The Associated Press tweet Tuesday that sank financial markets, briefly....

The Associated Press tweet Tuesday that sank financial markets, briefly. (April 23, 2013) Credit: RT

WASHINGTON -- Hackers took control of The Associated Press Twitter account Tuesday and sent a false tweet about two explosions at the White House that briefly sent U.S. financial markets reeling.

The phony tweet, shortly after 1 p.m., also said President Barack Obama was injured. Minutes after that, White House spokesman Jay Carney told reporters that Obama was fine.

But by then, most U.S. markets had taken a plunge on the false news in what one trader described as "pure chaos." The benchmark S&P 500 dropped 14 points to fall as low as 1,563.03 before recovering, all in about five seconds. The Dow Jones industrial average temporarily dropped 143.5 points, or 0.98 percent.

The U.S. Securities and Exchange Commission is looking into the bogus tweet and its impact on the markets, SEC Commissioner Daniel Gallagher said.

"I can't tell you exactly what the facts are at this point or what we are looking for, but for sure we want to understand major swings like that, however short it was," Gallagher said.

Reuters data showed the tweet briefly wiped out $136.5 billion of the S&P 500 index's value before the markets recovered. All major indexes ended up for the day.

Some traders attributed the sharp fall and bounce-back to automatic electronic trading.

A group calling itself the Syrian Electronic Army, which is supportive of that country's leader, President Bashar al-Assad, during the two-year civil war, claimed responsibility yesterday on its own Twitter feed for the AP hack. The group has done so after similar invasions into the Twitter accounts of National Public Radio, BBC, CBS'  "60 Minutes" program and Reuters News.

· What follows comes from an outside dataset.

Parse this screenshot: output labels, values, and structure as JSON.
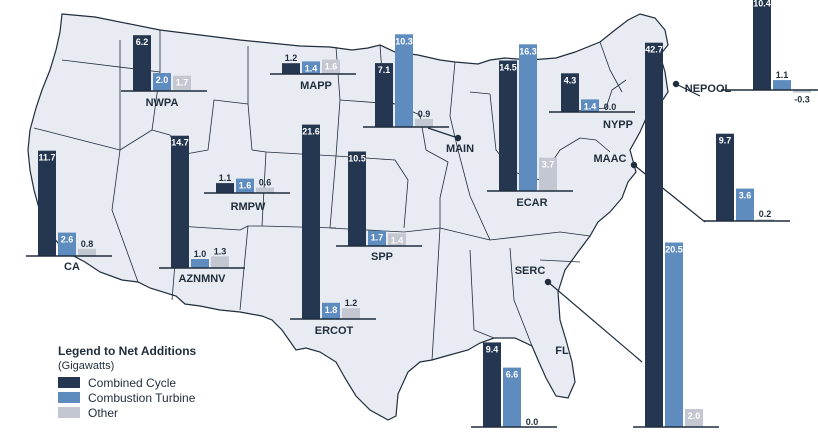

A Twitter spokesman declined to comment on the breach, citing privacy and security reasons. An FBI representative had no immediate comment.

"There's plenty of blame to go around," said Stewart Baker, a cybersecurity lawyer at Steptoe & Johnson in Washington. "AP should have had better passwords, Twitter should have gone to at least optional two-factor authentication months ago, and guys on the Street really should be thinking twice before they trade on Twitter reports."

The AP confirmed that its Twitter account had been suspended and said it was working to correct the issue.

The news service has said hackers made repeated attacks before yesterday's incident to steal the passwords of AP journalists.